Blinking Beyond EAR: A Stable Eyelid Angle Metric for Driver Drowsiness Detection and Data Augmentation
Mathis Wolter, Julie Stephany Berrio Perez, Mao Shan
TL;DR
This work introduces Eyelid Angle ($ELA$), a 3D landmark–based metric that quantifies the relative orientation of the upper and lower eyelids to robustly track eye openness across camera viewpoints. By fitting eyelid planes from 3D landmarks and combining left/right eyes with a yaw-aware weighting, the authors extract temporally meaningful blink features and employ a $k$-NN classifier for drowsiness detection, while also generating synthetic data by animating a Blender avatar with $ELA$-driven blink dynamics. The approach is evaluated on public driver-monitoring datasets, showing improved viewpoint stability over EAR, reliable blink detection, and useful data augmentation capabilities via synthetic videos with controllable noise, viewpoints, and blink dynamics. The results underscore $ELA$ as a reliable biometric feature and a scalable tool for dataset expansion, with promising implications for real-time driver state monitoring and future multi-camera systems. The authors also propose to open-source the Blender-based data generation pipeline to promote reproducibility and further research.
Abstract
Detecting driver drowsiness reliably is crucial for enhancing road safety and supporting advanced driver assistance systems (ADAS). We introduce the Eyelid Angle (ELA), a novel, reproducible metric of eye openness derived from 3D facial landmarks. Unlike conventional binary eye state estimators or 2D measures, such as the Eye Aspect Ratio (EAR), the ELA provides a stable geometric description of eyelid motion that is robust to variations in camera angle.

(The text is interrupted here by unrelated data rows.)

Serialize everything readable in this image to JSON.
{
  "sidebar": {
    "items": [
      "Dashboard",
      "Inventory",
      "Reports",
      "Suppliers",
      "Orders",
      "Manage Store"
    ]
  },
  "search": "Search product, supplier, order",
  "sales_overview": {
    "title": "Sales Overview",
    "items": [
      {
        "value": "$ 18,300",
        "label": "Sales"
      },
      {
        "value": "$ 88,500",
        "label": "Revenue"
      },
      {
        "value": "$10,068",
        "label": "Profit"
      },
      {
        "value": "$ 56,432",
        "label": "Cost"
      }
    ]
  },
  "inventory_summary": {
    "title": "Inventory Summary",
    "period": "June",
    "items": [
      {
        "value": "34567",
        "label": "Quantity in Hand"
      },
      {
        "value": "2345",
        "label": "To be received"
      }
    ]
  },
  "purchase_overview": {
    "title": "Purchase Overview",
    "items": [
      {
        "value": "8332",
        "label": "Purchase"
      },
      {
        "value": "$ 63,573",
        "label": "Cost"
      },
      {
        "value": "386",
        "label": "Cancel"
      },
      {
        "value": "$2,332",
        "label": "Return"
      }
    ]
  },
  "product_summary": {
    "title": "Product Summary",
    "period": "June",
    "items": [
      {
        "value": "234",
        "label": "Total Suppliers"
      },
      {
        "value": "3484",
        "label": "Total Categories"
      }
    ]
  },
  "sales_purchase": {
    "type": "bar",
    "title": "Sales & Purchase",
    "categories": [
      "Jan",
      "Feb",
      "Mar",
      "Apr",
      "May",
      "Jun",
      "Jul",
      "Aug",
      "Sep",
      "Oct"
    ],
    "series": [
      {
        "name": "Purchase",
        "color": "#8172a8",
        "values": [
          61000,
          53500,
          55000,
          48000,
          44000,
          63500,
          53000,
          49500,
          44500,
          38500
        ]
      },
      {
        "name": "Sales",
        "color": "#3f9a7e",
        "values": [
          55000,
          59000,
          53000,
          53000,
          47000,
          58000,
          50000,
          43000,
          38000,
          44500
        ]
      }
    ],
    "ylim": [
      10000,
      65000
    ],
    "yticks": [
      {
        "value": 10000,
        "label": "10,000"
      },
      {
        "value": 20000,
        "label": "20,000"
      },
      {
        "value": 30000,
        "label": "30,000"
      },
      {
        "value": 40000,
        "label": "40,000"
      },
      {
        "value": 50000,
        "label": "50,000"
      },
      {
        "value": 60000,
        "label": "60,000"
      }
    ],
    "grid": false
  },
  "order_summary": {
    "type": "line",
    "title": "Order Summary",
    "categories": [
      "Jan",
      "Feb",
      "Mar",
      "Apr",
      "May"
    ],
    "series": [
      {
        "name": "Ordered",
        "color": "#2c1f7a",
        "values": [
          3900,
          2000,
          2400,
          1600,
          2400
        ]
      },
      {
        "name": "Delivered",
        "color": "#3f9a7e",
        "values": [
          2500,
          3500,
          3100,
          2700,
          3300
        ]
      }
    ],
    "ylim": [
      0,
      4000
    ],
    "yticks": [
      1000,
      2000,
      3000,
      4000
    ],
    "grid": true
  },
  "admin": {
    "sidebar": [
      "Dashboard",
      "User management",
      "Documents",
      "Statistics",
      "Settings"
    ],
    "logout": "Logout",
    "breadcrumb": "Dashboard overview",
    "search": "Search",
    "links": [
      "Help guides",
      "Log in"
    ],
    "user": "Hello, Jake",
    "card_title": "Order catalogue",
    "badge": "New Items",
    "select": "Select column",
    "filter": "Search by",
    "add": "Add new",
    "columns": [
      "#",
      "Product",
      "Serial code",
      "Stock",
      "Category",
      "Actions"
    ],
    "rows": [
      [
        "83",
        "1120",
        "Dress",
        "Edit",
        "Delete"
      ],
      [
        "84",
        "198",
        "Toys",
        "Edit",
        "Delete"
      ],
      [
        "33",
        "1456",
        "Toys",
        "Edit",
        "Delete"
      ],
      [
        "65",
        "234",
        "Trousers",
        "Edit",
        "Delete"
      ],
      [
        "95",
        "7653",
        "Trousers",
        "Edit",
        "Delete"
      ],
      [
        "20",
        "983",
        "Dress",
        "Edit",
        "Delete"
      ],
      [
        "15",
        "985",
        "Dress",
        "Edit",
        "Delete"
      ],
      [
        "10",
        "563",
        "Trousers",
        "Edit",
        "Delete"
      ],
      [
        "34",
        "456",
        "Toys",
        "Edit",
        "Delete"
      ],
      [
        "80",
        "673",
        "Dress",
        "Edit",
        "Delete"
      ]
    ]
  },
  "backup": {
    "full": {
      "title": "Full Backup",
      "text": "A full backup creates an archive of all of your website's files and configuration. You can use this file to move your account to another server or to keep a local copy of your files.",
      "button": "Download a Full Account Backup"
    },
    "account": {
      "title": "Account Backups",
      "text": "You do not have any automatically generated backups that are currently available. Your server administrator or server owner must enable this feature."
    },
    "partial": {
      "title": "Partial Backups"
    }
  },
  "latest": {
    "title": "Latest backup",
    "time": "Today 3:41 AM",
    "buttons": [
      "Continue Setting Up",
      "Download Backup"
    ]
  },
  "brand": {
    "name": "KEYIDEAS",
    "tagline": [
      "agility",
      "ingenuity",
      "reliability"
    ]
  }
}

Using the ELA, we design a blink detection framework that extracts temporal characteristics, including the closing, closed, and reopening durations, which are shown to correlate with drowsiness levels. To address the scarcity and risk of collecting natural drowsiness data, we further leverage ELA signals to animate rigged avatars in Blender 3D, enabling the creation of realistic synthetic datasets with controllable noise, camera viewpoints, and blink dynamics. Experimental results in public driver monitoring datasets demonstrate that the ELA offers lower variance under viewpoint changes compared to EAR and achieves accurate blink detection. At the same time, synthetic augmentation expands the diversity of training data for drowsiness recognition. Our findings highlight the ELA as both a reliable biometric measure and a powerful tool for generating scalable datasets in driver state monitoring.